Monday 30 November marks the 10th anniversary of the Battle in Seattle, the day in 1999 when 100,000 protesters took to the streets and prevented the World Trade Organisation from launching its millennium round of free trade talks. The WTO is marking the occasion with another ministerial summit, and is understandably nervous – not because it fears another spectacular uprising (the summit is being held in genteel Geneva) but because the future of the WTO as a credible institution once again hangs in the balance.
Foiled in Seattle, the WTO did eventually manage to launch its new round of trade negotiations in Doha two years later. A barrage of threats and blandishments overcame developing country resistance to the idea of starting another round of trade liberalisation, at a time when many of their economies were still coming to terms with the problems caused by the previous Uruguay round of trade talks, which concluded in 1994.
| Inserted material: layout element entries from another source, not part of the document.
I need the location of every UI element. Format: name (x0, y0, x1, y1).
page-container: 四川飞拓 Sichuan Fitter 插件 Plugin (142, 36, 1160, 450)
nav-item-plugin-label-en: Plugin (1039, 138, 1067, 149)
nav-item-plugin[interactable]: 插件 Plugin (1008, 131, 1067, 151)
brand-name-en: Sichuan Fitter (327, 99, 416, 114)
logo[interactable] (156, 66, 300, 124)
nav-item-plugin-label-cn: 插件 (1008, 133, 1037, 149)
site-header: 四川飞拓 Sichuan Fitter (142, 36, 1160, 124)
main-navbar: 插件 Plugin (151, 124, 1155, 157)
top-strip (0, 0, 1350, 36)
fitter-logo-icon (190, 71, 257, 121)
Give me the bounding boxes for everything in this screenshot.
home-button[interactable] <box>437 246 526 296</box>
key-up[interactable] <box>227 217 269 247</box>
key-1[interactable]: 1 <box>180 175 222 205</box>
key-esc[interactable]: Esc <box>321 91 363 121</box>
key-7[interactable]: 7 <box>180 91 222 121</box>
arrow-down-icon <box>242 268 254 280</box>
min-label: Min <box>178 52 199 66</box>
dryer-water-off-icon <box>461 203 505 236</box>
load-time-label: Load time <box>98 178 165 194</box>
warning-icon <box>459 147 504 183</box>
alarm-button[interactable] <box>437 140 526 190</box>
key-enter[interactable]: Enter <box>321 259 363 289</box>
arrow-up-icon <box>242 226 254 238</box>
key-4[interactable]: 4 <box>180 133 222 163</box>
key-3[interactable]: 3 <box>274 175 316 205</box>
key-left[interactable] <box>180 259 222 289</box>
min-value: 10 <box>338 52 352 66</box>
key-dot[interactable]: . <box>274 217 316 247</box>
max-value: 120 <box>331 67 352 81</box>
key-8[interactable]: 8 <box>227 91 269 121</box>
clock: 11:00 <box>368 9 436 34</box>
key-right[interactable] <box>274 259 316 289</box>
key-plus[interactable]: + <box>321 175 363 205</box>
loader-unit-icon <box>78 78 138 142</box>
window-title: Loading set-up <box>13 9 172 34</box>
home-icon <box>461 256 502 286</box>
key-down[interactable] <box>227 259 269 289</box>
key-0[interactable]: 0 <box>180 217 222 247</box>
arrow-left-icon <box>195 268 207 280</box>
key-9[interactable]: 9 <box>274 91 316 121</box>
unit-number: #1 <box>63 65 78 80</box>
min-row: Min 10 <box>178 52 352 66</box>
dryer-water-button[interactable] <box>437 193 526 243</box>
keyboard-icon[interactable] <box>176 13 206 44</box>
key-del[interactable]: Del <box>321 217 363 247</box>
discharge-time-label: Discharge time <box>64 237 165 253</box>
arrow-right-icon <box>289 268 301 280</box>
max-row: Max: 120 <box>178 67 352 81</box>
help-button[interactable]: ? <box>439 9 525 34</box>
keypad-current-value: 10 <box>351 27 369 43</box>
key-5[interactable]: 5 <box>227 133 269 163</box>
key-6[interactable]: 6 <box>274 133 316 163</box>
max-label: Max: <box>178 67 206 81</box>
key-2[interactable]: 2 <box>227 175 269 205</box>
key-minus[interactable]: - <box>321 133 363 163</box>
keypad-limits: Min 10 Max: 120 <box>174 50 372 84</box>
Yet since then the talks have collapsed again and again. The EU and US have pressed hard for developing countries to open up their industrial and services sectors to foreign imports, while steadfastly refusing to reduce their own agricultural subsidies in real terms. Developing countries have banded together to fight off the worst of EU and US aggression, but have not managed to realise the mythical "development agenda" that they were promised.
Despite this, WTO director general Pascal Lamy is now calling for the conclusion of the Doha round on the grounds that it will help the poorest countries out of poverty. His new-found concern for the world's poor is certainly touching. When he was European trade commissioner, he made a name for himself by driving through EU corporate interests without the slightest care for the rights of poor countries or poor people. Nor has he done anything in his present job to suggest that he is on the side of the oppressed.